Back in April I shared the news that my hubby made the promotion list. Since April we have checked "the list" to see if his number was selected and each month we are let down. Today was one of those days. I saw that "the list" was put out so I flew out of bed and told the hubby. He went to the computer and saw that he did not make it but a friend of his did. I saw the frustration and discouragement come upon my hubby's face. My heart was breaking. I was positive that he was going to make it this month. I have been praying and pleading with God. Earlier in the month God had given me peace and I truly believed it was Him telling me that my hubby made it this month.
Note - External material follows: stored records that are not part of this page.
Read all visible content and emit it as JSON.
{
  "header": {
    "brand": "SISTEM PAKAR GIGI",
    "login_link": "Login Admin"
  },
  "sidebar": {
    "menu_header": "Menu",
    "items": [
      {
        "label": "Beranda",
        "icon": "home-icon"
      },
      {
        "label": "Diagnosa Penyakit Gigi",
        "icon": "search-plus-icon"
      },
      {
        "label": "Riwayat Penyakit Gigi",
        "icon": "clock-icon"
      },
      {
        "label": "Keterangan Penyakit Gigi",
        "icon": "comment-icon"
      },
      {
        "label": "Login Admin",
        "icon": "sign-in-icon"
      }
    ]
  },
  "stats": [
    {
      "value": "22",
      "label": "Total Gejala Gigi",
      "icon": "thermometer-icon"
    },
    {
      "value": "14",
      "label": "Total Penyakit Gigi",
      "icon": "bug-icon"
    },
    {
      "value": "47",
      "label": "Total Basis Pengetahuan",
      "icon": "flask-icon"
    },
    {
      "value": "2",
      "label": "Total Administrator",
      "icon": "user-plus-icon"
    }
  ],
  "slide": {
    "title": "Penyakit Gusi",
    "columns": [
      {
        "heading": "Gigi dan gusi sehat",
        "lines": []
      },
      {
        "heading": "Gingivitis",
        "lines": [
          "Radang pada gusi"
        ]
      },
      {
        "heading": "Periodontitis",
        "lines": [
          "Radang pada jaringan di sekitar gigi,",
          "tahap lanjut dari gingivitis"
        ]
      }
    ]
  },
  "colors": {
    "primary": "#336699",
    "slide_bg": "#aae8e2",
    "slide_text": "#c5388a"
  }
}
Looking back I see that He had given me peace because he did not make it. I am a stronger believer in my God and His timing is perfect. I am not going to lie, I was bummed, I was on the edge of tears because the increase in pay is going to really help. I thought of my daughter's birthday approaching and Christmas. I was wondering how are we going to afford all of this when we have just enough to cover our bills. Then I became angry with myself and my hubby for making such poor financial decisions. The only person I can be mad at is myself. So I sat there sulking.
After a few minutes of sulking, I started my morning of checking my emails and when I checked my personal email, God showed me that He had heard me. I receive emails from KLove with the daily encouraging word. At first I was hesitant to open it but decided that I needed some encouragement. When I opened the email I was overcome with emotions.
"Be still in the presence of the Lord, and wait patiently for him to act." Psalm 37:7
I serve an awesome God! I love how He sends just the right words at just the right time. Yes, I am still dealing with the "what are we going to do" but again this scripture comes to mind. He loves us and sends us comfort in our time of need. My God is an awesome God!!!